L’assurance alloue aussi ses prestations pour les lésions corporelles énumérées
exhaustivement à l’article 6 alinéa 2 LAA, pour autant qu’elles ne soient pas dues de
manière prépondérante à l’usure ou à une maladie. La lettre f de cette liste mentionne
les déchirures de tendons. La jurisprudence considère qu'une rupture de la coiffe des
rotateurs peut être assimilée à une déchirure des tendons, lorsque sont réunis tous les
éléments caractéristiques d'un accident à l'exception du facteur extérieur de caractère
extraordinaire (ATF 123 V 43 consid. 2b ; arrêt 8C_232/2019 du 26 juin 2020 consid.
3.5).
Dans la mesure où l’assurance-accidents a admis l’existence d’un accident au sens de
l’article 4 LPGA, le litige doit être examiné sur la base de l’article 6 alinéa 1 LAA, même
en présence d’une lésion corporelle au sens de l’article 6 alinéa 2 LAA (ATF 146 V 51
consid. 9.1 résumé dans la RSAS 1/2020 p. 33 ss.; arrêt 8C_169/2019 du 10 mars 2020
consid. 5.2).
2.2 Le droit à des prestations découlant d'un accident assuré suppose entre l'évènement
dommageable de caractère accidentel et l'atteinte à la santé un lien de causalité
naturelle et adéquate.
L'exigence d'un lien de causalité naturelle est remplie lorsqu'il y a lieu d'admettre que,
sans cet évènement accidentel, le dommage ne se serait pas produit du tout, ou qu'il ne
serait pas survenu de la même manière. Il n'est pas nécessaire, en revanche, que
l'accident soit la cause unique ou immédiate de l'atteinte à la santé; il faut et il suffit que
l'événement dommageable, associé éventuellement à d'autres facteurs, ait provoqué
l'atteinte à la santé physique ou psychique de l'assuré, c'est-à-dire qu'il se présente
comme la conditio sine qua non de celle-ci.
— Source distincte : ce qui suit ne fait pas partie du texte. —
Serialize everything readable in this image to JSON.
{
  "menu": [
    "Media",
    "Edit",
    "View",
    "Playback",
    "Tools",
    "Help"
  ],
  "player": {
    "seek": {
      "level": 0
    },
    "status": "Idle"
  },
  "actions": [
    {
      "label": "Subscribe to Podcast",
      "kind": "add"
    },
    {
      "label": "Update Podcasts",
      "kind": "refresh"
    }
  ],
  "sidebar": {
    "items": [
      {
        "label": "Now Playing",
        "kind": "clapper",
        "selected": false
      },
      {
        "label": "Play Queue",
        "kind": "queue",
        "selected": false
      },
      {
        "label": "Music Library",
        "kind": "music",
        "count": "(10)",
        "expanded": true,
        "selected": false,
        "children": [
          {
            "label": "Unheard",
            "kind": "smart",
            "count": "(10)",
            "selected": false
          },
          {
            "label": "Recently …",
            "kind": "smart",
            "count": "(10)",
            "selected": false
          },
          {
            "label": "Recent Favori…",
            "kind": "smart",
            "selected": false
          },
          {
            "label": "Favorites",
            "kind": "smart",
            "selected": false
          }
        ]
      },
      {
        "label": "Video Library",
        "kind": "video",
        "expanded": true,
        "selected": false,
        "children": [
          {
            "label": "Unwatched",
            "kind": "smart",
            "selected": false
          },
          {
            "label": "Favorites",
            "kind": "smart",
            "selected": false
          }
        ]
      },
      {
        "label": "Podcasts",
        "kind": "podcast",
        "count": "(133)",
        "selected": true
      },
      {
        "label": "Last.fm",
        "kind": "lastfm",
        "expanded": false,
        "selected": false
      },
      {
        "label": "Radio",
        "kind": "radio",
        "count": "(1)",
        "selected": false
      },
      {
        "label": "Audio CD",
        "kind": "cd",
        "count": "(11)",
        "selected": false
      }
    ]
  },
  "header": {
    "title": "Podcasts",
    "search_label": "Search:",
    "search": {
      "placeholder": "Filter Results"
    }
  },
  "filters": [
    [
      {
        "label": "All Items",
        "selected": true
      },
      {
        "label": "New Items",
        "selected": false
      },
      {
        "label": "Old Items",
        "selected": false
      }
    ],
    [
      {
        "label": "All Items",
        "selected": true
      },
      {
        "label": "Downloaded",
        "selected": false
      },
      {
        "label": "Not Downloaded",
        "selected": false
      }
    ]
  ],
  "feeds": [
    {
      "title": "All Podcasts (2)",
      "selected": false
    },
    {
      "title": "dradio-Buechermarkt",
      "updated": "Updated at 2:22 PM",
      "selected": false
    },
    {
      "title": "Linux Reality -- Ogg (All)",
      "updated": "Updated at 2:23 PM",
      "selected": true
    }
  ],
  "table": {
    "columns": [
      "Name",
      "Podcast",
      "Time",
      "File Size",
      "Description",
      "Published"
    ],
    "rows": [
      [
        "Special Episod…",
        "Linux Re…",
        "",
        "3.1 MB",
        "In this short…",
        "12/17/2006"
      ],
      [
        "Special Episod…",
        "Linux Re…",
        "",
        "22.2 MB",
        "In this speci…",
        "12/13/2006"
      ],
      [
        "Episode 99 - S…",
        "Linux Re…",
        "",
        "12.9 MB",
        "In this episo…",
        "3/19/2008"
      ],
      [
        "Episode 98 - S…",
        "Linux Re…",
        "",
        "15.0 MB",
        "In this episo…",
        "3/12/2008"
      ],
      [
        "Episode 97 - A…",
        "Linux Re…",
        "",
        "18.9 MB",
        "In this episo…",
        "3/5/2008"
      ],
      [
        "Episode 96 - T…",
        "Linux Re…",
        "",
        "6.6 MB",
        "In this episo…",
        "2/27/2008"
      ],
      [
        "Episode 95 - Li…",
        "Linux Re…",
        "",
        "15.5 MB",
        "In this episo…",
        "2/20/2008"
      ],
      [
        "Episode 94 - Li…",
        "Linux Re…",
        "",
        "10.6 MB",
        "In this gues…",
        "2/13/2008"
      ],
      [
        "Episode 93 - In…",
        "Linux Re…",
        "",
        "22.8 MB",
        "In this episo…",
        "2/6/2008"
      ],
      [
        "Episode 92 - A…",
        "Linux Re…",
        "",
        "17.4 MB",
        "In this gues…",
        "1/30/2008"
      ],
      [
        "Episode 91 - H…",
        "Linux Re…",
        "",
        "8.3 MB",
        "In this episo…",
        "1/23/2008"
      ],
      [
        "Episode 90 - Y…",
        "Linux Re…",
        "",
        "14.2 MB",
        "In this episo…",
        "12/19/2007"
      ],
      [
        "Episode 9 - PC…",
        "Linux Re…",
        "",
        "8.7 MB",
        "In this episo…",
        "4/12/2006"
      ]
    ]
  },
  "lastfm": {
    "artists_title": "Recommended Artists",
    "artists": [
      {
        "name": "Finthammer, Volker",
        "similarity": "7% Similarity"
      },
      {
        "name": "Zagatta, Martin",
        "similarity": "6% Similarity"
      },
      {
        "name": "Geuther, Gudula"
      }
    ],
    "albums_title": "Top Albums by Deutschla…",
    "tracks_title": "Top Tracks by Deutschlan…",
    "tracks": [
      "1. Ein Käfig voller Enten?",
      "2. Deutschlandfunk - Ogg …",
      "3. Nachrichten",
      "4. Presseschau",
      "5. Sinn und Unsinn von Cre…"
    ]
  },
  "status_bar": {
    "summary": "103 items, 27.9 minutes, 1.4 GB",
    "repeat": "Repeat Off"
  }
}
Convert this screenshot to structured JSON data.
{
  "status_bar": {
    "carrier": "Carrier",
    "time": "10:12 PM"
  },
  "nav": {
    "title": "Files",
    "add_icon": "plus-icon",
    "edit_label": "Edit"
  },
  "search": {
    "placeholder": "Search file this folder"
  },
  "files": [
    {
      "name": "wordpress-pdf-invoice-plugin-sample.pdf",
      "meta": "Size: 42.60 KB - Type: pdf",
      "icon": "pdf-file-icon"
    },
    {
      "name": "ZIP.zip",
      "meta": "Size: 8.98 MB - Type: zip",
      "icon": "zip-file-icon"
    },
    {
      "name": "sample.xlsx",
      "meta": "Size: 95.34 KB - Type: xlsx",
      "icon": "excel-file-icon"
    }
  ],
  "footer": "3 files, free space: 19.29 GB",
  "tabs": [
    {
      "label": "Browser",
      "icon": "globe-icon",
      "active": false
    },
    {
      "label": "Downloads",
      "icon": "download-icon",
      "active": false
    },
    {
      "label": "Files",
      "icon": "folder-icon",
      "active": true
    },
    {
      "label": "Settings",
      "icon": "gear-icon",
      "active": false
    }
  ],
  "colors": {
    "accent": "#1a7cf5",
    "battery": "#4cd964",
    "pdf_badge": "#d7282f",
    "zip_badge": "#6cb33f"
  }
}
Savoir si l'évènement assuré et l'atteinte à
la santé sont liés par un rapport de causalité naturelle est une question de fait, que
l'administration ou, le cas échéant, le juge examine en se fondant essentiellement sur
des renseignements d'ordre médical, et qui doit être tranchée en se conformant à la
règle du degré de
vraisemblance prépondérante, appliquée généralement à
l'appréciation des preuves dans l'assurance sociale. Ainsi, lorsque l'existence d'un
rapport de cause à effet entre l'accident et le dommage paraît possible, mais qu'elle ne
peut pas être qualifiée de probable dans le cas particulier, le droit à des prestations
fondées sur l'accident assuré doit être nié (ATF 142 V 435 consid. 1 ; 129 V 177 consid.
3.1 ; 129 V 402 consid. 4.3.1 et les références). Dans le domaine de l'assurance-
accidents obligatoire, en cas d'atteinte à la santé physique, la causalité adéquate se
recoupe largement avec la causalité naturelle, de sorte qu'elle ne joue pratiquement pas
de rôle (ATF 123 V 102 ; 122 V 417 ; 118 V 286 consid. 3a ; 117 V 359 consid. 5d/bb).
En vertu de l'article 36 alinéa 1 LAA, les prestations pour soins, les remboursements de
frais ainsi que les indemnités journalières et les allocations pour impotent ne sont pas
réduits lorsque l'atteinte à la santé n'est que partiellement imputable à l'accident.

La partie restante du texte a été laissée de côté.